Invece un partito che ambisca a cambiare il paese e che per questo si trovi in rotta di collisione con i poteri forti e il loro immenso apparato mediatico, non solo non può affrontarli sul loro terreno (e questo il M5S lo sa, anzi esagera nel suo rifiuto di sporcarsi le mani) ma neppure può accontentarsi di avere le intenzioni giuste; deve riuscire a farle apparire tali. E come riuscirci in condizioni di obiettiva debolezza? Inquadrando i propri propositi e interventi in una visione complessiva del paese e della società che prenda il posto di quelle dominanti o a cui la gente si è abituata. “La mente umana è naturalmente portata a dilettarsi dell’uniforme”, intuì Vico; c’è insomma uno svantaggio intrinseco, strutturale, nel vero cambiamento, in quanto chi lo propone deve essere in grado di dimostrarne i meriti senza poterne far fare esperienza: l’avvenire è sempre un’astrazione. Ora, la capacità di pensare astrattamente e dunque di imparare dal passato e di anticipare il futuro è ciò che ci distingue dagli animali; quando tale pensiero invece di esaurirsi in un sentimento irrazionale (negativo come l’angoscia o come il fatalismo o positivo come la speranza) si costringe all’uso della ragione, della logica e dell’analisi e si organizza in un progetto di lunga durata, allora nasce l’ideologia, concetto denigrato dal liberismo comunque travestito proprio per queste sue caratteristiche di persistenza e di rigore.
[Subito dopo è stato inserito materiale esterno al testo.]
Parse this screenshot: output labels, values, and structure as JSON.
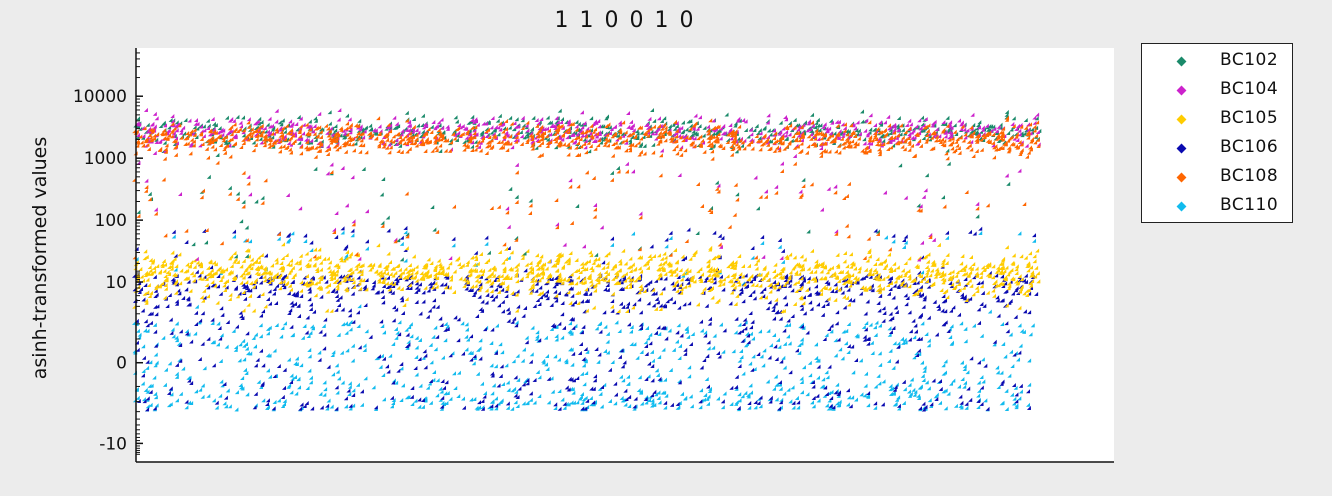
{
  "chart_data": {
    "type": "scatter",
    "title": "1 1 0 0 1 0",
    "xlabel": "",
    "ylabel": "asinh-transformed values",
    "y_scale": "asinh",
    "y_ticks": [
      -10,
      0,
      10,
      100,
      1000,
      10000
    ],
    "y_tick_labels": [
      "-10",
      "0",
      "10",
      "100",
      "1000",
      "10000"
    ],
    "ylim": [
      -20,
      60000
    ],
    "grid": false,
    "legend_position": "outside-right",
    "series": [
      {
        "name": "BC102",
        "color": "#1a8a6a",
        "typical_range": [
          800,
          8000
        ]
      },
      {
        "name": "BC104",
        "color": "#cc22cc",
        "typical_range": [
          800,
          8000
        ]
      },
      {
        "name": "BC105",
        "color": "#ffcc00",
        "typical_range": [
          3,
          60
        ]
      },
      {
        "name": "BC106",
        "color": "#0a0ab0",
        "typical_range": [
          -3,
          12
        ]
      },
      {
        "name": "BC108",
        "color": "#ff6600",
        "typical_range": [
          600,
          6000
        ]
      },
      {
        "name": "BC110",
        "color": "#11bbee",
        "typical_range": [
          -3,
          2
        ]
      }
    ]
  }
}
Non è un caso che il fondatore della politica moderna, Machiavelli, la inventò pensando a un principe nuovo, appena arrivato al potere spodestando chi ce l’aveva da generazioni. Quest’ultimo non aveva (e non ha) bisogno della politica: a far sì che tutto resti come prima basta l’inerzia, dunque il disinteresse per la politica; basta che ciascuno si faccia i fatti suoi, per egoismo, paura o rassegnazione. L’egemonia, una volta raggiunta, non può venire sconfitta e neppure messa in difficoltà dalla denuncia dei suoi abusi e delle sue contraddizioni e menzogne: non sarebbe egemonica se non fosse in grado di persuadere la gente che quegli abusi non sono tali ma anzi provvedimenti necessari, che quelle contraddizioni sono coerenza e quelle menzogne verità. L’egemonia si sconfigge solo aggregando un blocco controegemonico, ossia coalizzando e ideologizzando quelle che altrimenti resterebbero inefficaci insoddisfazioni, inespresse frustrazioni, velleitari rancori.
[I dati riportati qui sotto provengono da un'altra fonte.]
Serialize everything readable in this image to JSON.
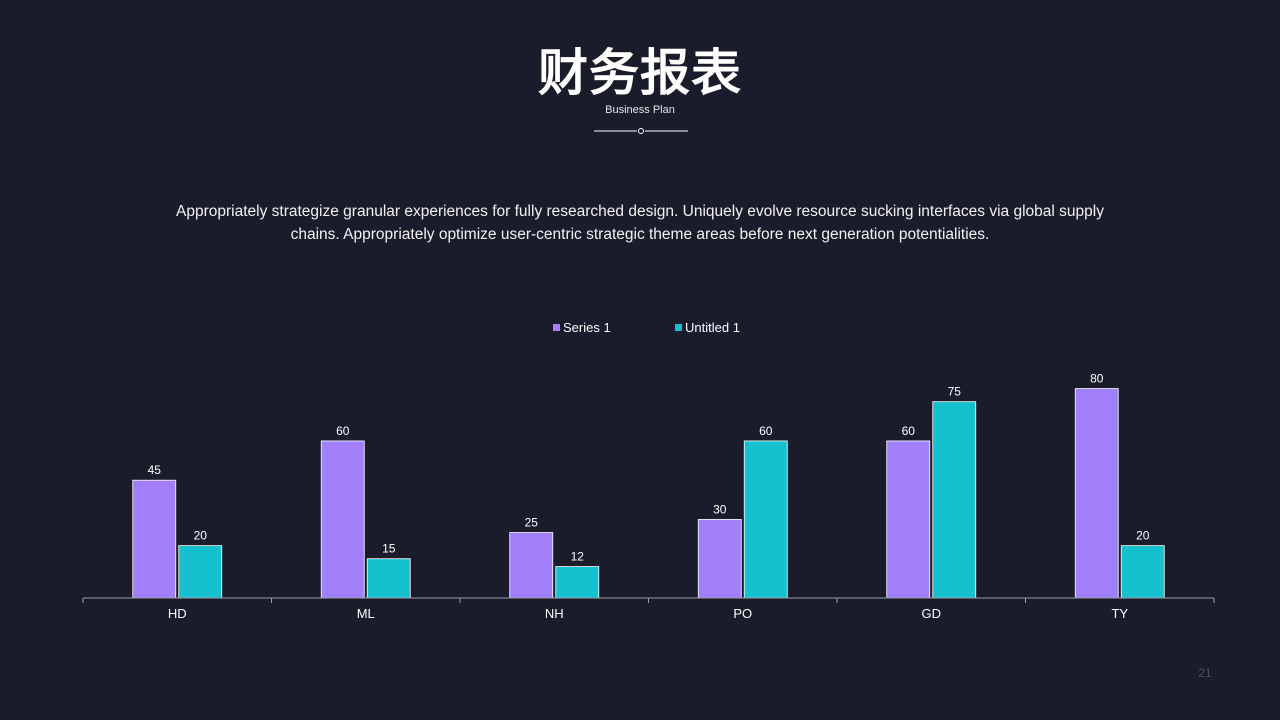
{
  "slide": {
    "title": "财务报表",
    "subtitle": "Business Plan",
    "paragraph": "Appropriately strategize granular experiences for fully researched design. Uniquely evolve resource sucking interfaces via global supply chains. Appropriately optimize user-centric strategic theme areas before next generation potentialities.",
    "page_number": "21"
  },
  "colors": {
    "background": "#1a1c2b",
    "series_1": "#a17ffb",
    "series_2": "#15c1cf",
    "axis": "#9a9cab"
  },
  "chart_data": {
    "type": "bar",
    "categories": [
      "HD",
      "ML",
      "NH",
      "PO",
      "GD",
      "TY"
    ],
    "series": [
      {
        "name": "Series 1",
        "values": [
          45,
          60,
          25,
          30,
          60,
          80
        ],
        "color": "#a17ffb"
      },
      {
        "name": "Untitled 1",
        "values": [
          20,
          15,
          12,
          60,
          75,
          20
        ],
        "color": "#15c1cf"
      }
    ],
    "ylim": [
      0,
      80
    ],
    "legend": "top-center",
    "grid": false,
    "data_labels": true
  }
}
Per questo spero che Grillo abbia la lucidità di farsi da parte e di assumere una funzione di rappresentanza e simbolica, come la regina d’Inghilterra; e che Conte affianchi a sé stesso qualche personaggio capace di strategie e soprattutto di ideologia. A cominciare da Di Battista, il cui naturale carisma si è negli ultimi due anni affinato grazie appunto a riflessioni teoriche. Non solo lui; la lacuna è grave e va colmata al più presto.